By DARREN HANDSCHUH
What part of hit the brakes don't you understand?
It was a simple request, or at least I thought it was.
We were careening down a hill on a GT Snowracer and as we neared light speed I had but one request: Hit the brakes.
Somehow the suggestion of applying the life-saving braking mechanism before our imminent vapourization seemed a little too complex for the person guiding the craft that was blazing down the snow-covered hill so fast the ice was melting from the friction of the tracks as they screamed over the landscape.
Three little words: Hit the brakes.
In the 12 inches between my head and his ears the request of “Hit the brakes” translated into, “Turn left really hard.”
Hmmm, I am not sure how those collection of words were so transformed, but they were and instead of jamming on the brakes and coming to a leisurely stop, the dude at the controls went with plan B and cranked the steering mechanism hard left.
Bad idea. You see, on the left was a rather imposing wall of snow, a very hard imposing wall of snow.
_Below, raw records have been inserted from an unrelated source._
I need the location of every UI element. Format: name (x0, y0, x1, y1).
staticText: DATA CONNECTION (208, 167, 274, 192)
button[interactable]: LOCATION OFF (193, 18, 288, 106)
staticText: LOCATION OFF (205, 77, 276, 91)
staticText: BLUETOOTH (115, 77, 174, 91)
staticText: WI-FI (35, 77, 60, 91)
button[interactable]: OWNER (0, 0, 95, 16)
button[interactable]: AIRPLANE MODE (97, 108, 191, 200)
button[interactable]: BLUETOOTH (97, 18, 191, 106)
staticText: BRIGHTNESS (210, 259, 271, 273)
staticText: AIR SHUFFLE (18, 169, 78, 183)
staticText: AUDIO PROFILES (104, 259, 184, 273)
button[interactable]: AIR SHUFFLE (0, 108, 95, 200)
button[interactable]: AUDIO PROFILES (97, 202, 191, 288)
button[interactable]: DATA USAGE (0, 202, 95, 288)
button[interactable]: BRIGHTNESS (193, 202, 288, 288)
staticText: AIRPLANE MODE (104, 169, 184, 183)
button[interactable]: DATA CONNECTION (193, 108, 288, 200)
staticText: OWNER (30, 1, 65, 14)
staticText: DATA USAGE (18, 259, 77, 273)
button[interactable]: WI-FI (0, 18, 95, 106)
As the craft turned left, I realized there had been a serious breakdown in communication. My mind raced as the scenario unfolded before me.
Here I was, out for an evening of fun, and my life was about to end in a jumble of mush as we hit the wall and burst into a bright ball of fire, pain and death.
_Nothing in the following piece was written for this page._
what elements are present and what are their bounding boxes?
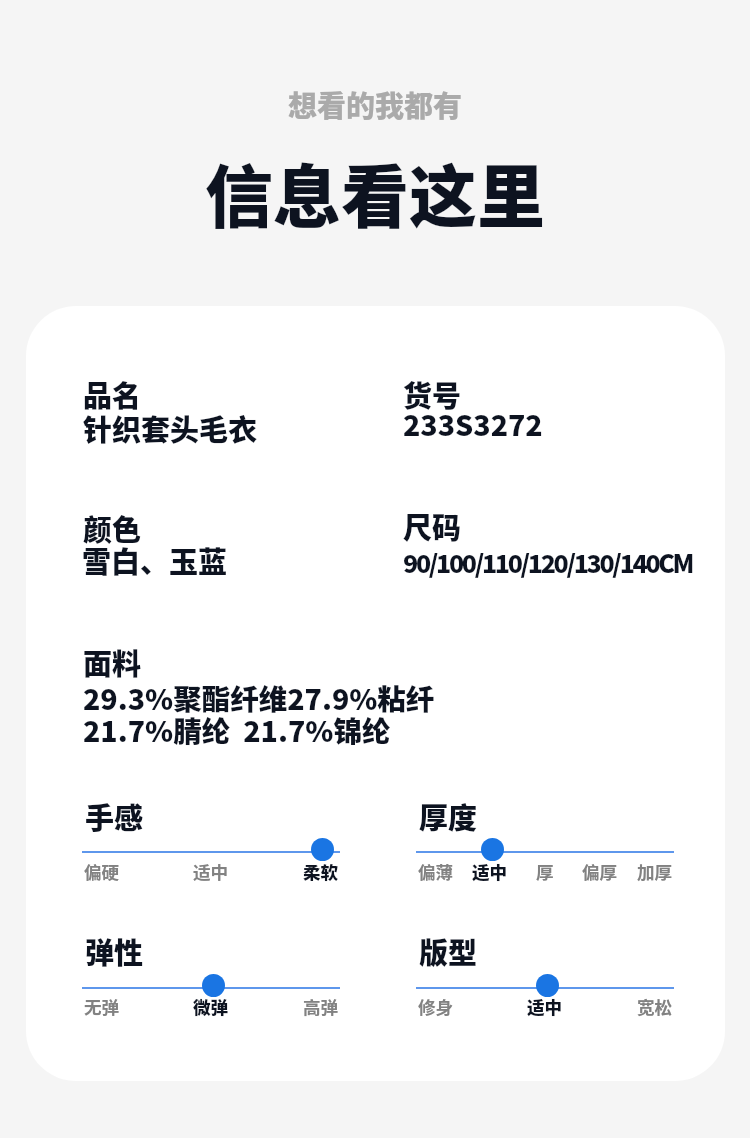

A scene from Star Wars flashed through my mind, the one where the Rebel X-Wing hits the Death Star and explodes in a shower of spark and flame.
I had a feeling we were about to do that without the benefits of special effects. It's funny how time slows in a situation like that.
Seconds seem like minutes and as our impending destruction from the white wall of disaster loomed, several thoughts echoed through my somewhat hapless cranium.
Thoughts like: Why are we turning left when I said stop? Why did I let this bozo drive? If I survive the crash, I wonder if I can hide his body in the woods and claim the accident did him in?
Because I was in back, I had already determined I was going to use my 'friend' as a personal airbag. The idea was to place him between myself and harm's way.
That seemed fair considering it was his lack of ability to follow a simple request that was leading us to our untimely demise.
Besides, he would want to sacrifice himself for me, and I wanted to let him.
OK, I had a plan. I would sacrifice my buddy to save my own skin. Hey, it works for me.
The problem was, the laws of physics obviously did not get my memo on the whole use-my-buddy-as-a-human-cushion plan and when we hit the wall things went kind of wonky.
Or at least, I assume they did.
I remember seeing the Everest-sized mound of snow before there was a bright light – where I am pretty sure I saw Elvis.
The bright light was followed by a lot of tumbling, rolling and eventually blacking out.
There are a few minutes after the crash I have no memory of and my shoulder was in a considerable amount of pain.
The aftermath may have been fuzzy, but the cause was not and I looked for my friend – or the Mr. Left Turn as I had started calling him.
While I suffered an injured shoulder, he seemed to have emerged unscathed, and his quick reaction time, once I regained conciousness, ensured he stayed that way.
We eventually made our way back to the house, where our friends finally realized that we had been missing for the past 10 minutes.
With friends like these, who needs enemies.